As such, even though the department’s focus is on theory, the field of rhetoric and composition is increasingly conducting “service learning” programs. Students go into the community to find writing projects, which ensures that their writing will have meaning to them. “Through service, we really are attempting to build bridges between the academy, the workplace, the community, the neighborhood, the church,” Worsham said. “We want students to see that what they do in the academy is relevant to what they do out there in the world full of work.”

USF’s rhetoric and composition program is one of Florida’s best-kept secrets. Scholars everywhere place it among the top five in the nation. It has one of the country’s best records for placing graduates in professorships. And now, with the addition of Worsham, who joined the faculty last year, the program is attracting some of the best graduate students.

“Our program is known as a “theory’ instead of a research program,” said Gary Olson, director of the program. “Our program studies and writes about some of the most important intellectual trends that are going on now across disciplines and their applications for relevance to the questions of written discourse. As one of the foremost theorists in the field, Lynn brings cutting edge theory to the program.

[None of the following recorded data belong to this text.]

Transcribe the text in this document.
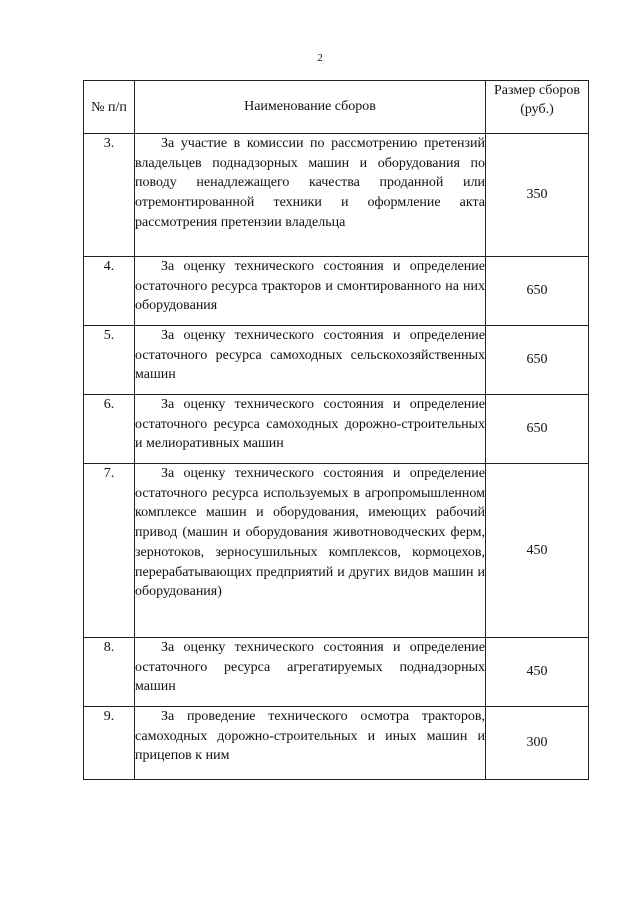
2
№ п/п	Наименование сборов	Размер сборов (руб.)
3.	За участие в комиссии по рассмотрению претензий владельцев поднадзорных машин и оборудования по поводу ненадлежащего качества проданной или отремонтированной техники и оформление акта рассмотрения претензии владельца	350
4.	За оценку технического состояния и определение остаточного ресурса тракторов и смонтированного на них оборудования	650
5.	За оценку технического состояния и определение остаточного ресурса самоходных сельскохозяйственных машин	650
6.	За оценку технического состояния и определение остаточного ресурса самоходных дорожно-строительных и мелиоративных машин	650
7.	За оценку технического состояния и определение остаточного ресурса используемых в агропромышленном комплексе машин и оборудования, имеющих рабочий привод (машин и оборудования животноводческих ферм, зернотоков, зерносушильных комплексов, кормоцехов, перерабатывающих предприятий и других видов машин и оборудования)	450
8.	За оценку технического состояния и определение остаточного ресурса агрегатируемых поднадзорных машин	450
9.	За проведение технического осмотра тракторов, самоходных дорожно-строительных и иных машин и прицепов к ним	300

She adds significantly to our strengths.”

Indeed, Worsham, a postmodernist with many publications, and her students will be listening to Bush. Worsham and company will be equally attuned to the rhetoric of Ward Connerly as he brings his anti-affirmative action initiative to the state. They will observe his use of language. As he did in California and Washington state, will Connerly use terms such as “quotas” and “preferential treatment” to shape voters’ perceptions? Will he and his supporters continue to appropriate the inspired language of slain civil rights leader Dr. Martin Luther King Jr. as a tool in a campaign to kill a three-decade-old program that attempts to redress institutionalized inequity?

In their theory classes, Worsham and her students will be asking these questions and writing papers that encourage honest discourse.